グレープフルーツジュースは、ジヒドロピリジンの酸化的代謝を抑制する。 グレープフルーツジュースとニモジピンの組み合わせは、血漿中のニモジピンの濃度の増加につながる可能性があるため、避けるべきである。
シトクロムP450 3A4酵素系を誘導する抗てんかん薬-フェノバルビタール、フェニトイン、カルバマゼピン、リファンピシン-ニモジピンの生物学的利用能を著しく低下させるので、それらの併用は禁忌である。
輸液のための溶液
フルオキセチンによるニモジピンの長期使用は、血漿中のニモジピンの濃度を平均50%増加させる。 フルオキセチンの濃度は有意に減少するが、フルオキセチン-ノルフルオキセチン-の活性代謝物の含有量は変化しない。
長期ハロペリドール療法の患者では,ニモジピンとハロペリドールとの薬物相互作用は認められなかった。
ジドブジンとニモジピンの同時静脈内投与は、ジドブジンのAUCの有意な増加およびその体積Vの減少をもたらすd そして最低地上高。

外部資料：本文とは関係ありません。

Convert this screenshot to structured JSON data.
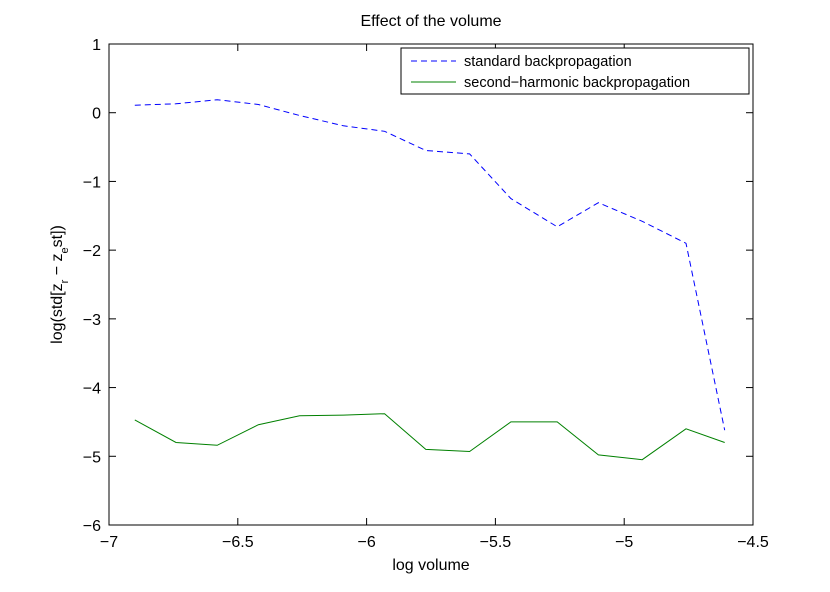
{
  "chart_data": {
    "type": "line",
    "title": "Effect of the volume",
    "xlabel": "log volume",
    "ylabel": {
      "prefix": "log(std[z",
      "sub1": "r",
      "middle": " − z",
      "sub2": "e",
      "suffix": "st])"
    },
    "xlim": [
      -7,
      -4.5
    ],
    "ylim": [
      -6,
      1
    ],
    "xticks": [
      -7,
      -6.5,
      -6,
      -5.5,
      -5,
      -4.5
    ],
    "xtick_labels": [
      "−7",
      "−6.5",
      "−6",
      "−5.5",
      "−5",
      "−4.5"
    ],
    "yticks": [
      1,
      0,
      -1,
      -2,
      -3,
      -4,
      -5,
      -6
    ],
    "ytick_labels": [
      "1",
      "0",
      "−1",
      "−2",
      "−3",
      "−4",
      "−5",
      "−6"
    ],
    "grid": false,
    "legend_position": "top-right",
    "x": [
      -6.9,
      -6.74,
      -6.58,
      -6.42,
      -6.26,
      -6.09,
      -5.93,
      -5.77,
      -5.6,
      -5.44,
      -5.26,
      -5.1,
      -4.93,
      -4.76,
      -4.61
    ],
    "series": [
      {
        "name": "standard backpropagation",
        "color": "#0000ff",
        "style": "dashed",
        "values": [
          0.11,
          0.13,
          0.19,
          0.12,
          -0.04,
          -0.19,
          -0.27,
          -0.55,
          -0.6,
          -1.25,
          -1.66,
          -1.31,
          -1.58,
          -1.9,
          -4.62
        ]
      },
      {
        "name": "second−harmonic backpropagation",
        "color": "#008000",
        "style": "solid",
        "values": [
          -4.47,
          -4.8,
          -4.84,
          -4.54,
          -4.41,
          -4.4,
          -4.38,
          -4.9,
          -4.93,
          -4.5,
          -4.5,
          -4.98,
          -5.05,
          -4.6,
          -4.8
        ]
      }
    ]
  }
}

腎毒性薬(アミノグリコシド、セファロスポリン、フロセミドなど)との併用療法は、腎機能障害を引き起こす可能性があります。 したがって、そのような治療の場合、ならびに腎不全患者においては、慎重な管理の下で治療を行うべきである。 腎機能の違反が検出された場合は、ニモジピンの使用を中止する必要があります。
アシバル注入液® 体積23.7%のアルコールが含まれているので、アルコールと他の薬物との相互作用の可能性を考慮する必要があります。